Albuquerque Fire Chief David Downey on Wednesday called the actions of dispatcher Matthew Sanchez on June 26 "unforgivable" and said Sanchez should not have hung up on the caller.
"We hung up on her. I was stunned," Downey told NBC station KOB. "People should be outraged, and they should hold us accountable," he said.
In audio released this week, Sanchez appears to get frustrated while asking whether the gunshot victim, 17-year-old Jaydon Chavez-Silver, is breathing.
After the caller responds with foul language, he says, "OK, you know what, ma’am? You can deal with yourself, I'm not going to deal with this, OK?" shortly before the line disconnects, cutting the woman off mid-sentence. Chavez-Silver later died.
Downey said he is evaluating where training may have fallen short. He told the station that Sanchez dispatched an ambulance 80 seconds before he hung up on the caller.
"To say somebody used a swear word or elevated tones — that's an excuse,” Downey said in the interview. "Our job is to work through that and understand the situation they're in, and do our job well."
All uniformed fire department members, including dispatchers, will begin receiving crisis intervention training on Monday, but a department spokesperson said the training had been in the works for months.
Downey said he heard the 911 call the day after it happened, and immediately pulled Sanchez from dispatch duties and launched an investigation.
Downey apparently made his first public statements on the call this week, after the audio was made public.

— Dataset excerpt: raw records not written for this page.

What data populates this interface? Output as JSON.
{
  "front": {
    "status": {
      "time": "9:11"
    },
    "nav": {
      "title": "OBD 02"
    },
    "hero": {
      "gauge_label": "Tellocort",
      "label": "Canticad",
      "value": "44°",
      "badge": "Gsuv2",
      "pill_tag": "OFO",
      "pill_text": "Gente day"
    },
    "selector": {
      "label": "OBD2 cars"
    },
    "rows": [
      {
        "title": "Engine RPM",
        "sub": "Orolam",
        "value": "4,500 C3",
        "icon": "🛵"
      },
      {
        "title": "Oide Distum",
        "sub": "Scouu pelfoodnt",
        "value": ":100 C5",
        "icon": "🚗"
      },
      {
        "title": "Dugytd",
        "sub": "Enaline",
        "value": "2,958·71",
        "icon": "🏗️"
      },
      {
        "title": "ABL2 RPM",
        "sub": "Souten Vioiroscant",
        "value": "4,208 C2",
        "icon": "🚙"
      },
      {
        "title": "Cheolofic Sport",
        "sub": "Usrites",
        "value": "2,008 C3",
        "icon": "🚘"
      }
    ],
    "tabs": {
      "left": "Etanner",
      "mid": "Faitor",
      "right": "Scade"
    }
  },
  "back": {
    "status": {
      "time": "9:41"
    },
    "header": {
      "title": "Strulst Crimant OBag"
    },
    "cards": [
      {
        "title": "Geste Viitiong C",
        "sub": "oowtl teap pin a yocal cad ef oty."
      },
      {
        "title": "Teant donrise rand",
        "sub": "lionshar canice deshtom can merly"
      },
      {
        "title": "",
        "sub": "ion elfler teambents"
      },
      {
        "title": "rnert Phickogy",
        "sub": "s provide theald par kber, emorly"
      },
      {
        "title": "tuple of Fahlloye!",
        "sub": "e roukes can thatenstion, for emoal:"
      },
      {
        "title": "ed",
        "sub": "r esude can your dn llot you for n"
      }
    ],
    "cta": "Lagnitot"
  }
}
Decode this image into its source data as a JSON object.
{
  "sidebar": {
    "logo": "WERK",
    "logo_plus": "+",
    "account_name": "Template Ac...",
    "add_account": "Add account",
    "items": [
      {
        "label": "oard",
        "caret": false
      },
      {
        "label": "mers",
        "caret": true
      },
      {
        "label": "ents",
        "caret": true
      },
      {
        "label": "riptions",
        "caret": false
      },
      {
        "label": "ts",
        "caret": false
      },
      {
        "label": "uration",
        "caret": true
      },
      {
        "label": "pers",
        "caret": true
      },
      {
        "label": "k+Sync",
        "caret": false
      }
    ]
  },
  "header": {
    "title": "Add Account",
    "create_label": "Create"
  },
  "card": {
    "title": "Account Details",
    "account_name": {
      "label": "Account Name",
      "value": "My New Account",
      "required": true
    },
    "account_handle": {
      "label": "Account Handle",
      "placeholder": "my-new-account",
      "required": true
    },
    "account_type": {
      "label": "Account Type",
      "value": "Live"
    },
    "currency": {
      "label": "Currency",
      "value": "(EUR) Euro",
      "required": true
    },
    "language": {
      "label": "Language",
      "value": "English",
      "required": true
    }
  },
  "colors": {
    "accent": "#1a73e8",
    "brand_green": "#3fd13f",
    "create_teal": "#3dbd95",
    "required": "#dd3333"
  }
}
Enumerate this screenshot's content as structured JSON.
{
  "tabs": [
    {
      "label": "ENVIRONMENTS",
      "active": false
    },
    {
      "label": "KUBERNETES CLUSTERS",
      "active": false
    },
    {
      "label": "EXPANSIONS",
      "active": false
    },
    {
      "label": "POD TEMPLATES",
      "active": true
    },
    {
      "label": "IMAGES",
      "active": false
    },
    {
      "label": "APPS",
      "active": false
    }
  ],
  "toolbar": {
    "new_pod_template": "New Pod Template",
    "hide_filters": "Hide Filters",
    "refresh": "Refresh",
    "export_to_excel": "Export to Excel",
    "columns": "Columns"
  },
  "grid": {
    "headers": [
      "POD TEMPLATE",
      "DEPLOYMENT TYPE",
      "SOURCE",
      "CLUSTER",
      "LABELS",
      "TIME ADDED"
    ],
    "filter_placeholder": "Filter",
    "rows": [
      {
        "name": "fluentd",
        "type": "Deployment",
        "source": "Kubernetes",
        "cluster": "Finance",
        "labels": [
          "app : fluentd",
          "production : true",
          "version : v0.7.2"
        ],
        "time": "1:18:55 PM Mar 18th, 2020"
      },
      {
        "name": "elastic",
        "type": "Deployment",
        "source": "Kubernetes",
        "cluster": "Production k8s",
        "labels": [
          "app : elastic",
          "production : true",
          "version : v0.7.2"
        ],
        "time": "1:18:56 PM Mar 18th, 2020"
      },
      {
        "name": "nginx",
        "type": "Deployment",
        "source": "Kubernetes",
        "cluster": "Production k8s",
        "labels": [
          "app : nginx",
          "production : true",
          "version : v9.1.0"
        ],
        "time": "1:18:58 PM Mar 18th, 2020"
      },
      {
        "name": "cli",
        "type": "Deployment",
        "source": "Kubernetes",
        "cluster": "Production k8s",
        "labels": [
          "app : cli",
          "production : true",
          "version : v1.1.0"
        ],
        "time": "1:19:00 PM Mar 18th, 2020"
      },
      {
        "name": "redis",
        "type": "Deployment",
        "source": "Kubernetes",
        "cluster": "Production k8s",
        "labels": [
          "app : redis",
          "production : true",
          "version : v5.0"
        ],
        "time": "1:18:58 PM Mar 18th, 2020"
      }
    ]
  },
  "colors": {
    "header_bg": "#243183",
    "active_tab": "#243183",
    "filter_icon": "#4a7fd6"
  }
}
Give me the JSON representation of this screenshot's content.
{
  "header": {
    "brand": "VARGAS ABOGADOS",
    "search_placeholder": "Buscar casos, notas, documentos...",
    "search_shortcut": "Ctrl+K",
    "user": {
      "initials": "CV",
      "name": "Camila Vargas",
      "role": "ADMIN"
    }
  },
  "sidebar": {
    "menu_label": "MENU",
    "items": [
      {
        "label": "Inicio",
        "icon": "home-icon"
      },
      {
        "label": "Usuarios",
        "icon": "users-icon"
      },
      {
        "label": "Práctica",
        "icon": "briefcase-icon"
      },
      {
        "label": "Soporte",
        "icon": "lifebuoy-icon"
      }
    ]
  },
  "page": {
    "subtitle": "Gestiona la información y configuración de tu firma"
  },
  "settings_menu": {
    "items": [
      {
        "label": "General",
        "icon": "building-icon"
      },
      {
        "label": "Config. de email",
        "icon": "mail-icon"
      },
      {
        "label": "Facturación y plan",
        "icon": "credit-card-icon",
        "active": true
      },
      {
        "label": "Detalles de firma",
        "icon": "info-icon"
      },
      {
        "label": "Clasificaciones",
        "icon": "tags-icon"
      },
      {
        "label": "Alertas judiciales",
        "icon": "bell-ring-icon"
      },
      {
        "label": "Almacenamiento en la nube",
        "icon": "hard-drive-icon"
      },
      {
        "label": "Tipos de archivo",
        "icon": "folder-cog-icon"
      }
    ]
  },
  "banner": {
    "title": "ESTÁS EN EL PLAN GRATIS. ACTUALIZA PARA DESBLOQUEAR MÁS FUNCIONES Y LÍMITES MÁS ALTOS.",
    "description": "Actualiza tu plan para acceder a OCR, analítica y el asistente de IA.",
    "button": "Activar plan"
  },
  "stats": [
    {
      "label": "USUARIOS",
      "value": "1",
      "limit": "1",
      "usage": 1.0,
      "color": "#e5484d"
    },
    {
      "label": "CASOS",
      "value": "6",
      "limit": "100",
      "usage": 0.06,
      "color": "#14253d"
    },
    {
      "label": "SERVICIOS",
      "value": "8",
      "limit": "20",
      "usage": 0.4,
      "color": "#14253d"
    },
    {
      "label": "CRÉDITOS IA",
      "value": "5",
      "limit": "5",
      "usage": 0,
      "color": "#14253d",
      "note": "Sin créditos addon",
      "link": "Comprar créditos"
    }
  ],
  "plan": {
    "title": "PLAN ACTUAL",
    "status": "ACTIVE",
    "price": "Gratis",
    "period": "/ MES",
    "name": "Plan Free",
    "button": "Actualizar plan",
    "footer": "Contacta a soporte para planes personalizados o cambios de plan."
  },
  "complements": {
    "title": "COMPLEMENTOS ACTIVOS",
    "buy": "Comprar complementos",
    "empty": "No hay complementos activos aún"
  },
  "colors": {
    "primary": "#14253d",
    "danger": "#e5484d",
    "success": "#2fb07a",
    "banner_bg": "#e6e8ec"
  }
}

A fire spokesperson said Thursday that "the department does not make public statements while an investigation is underway."
The Fire Department spokesperson said it does not appear that fire officials told Chavez-Silver's family that the dispatcher hung up on the caller.
The slain teen's mother, Nicole Chavez, said in a statement Monday that "We heard rumors about the 911 operator hanging up on the caller when Jaydon was shot but had no other information." She said listening to the call was "heartbreaking."
Sanchez resigned Tuesday, a day after the audio was released. He had been with the fire department for 10 years, and was a dispatcher for the last 3 years and 5 months, officials said.
No arrests have been made in the shooting.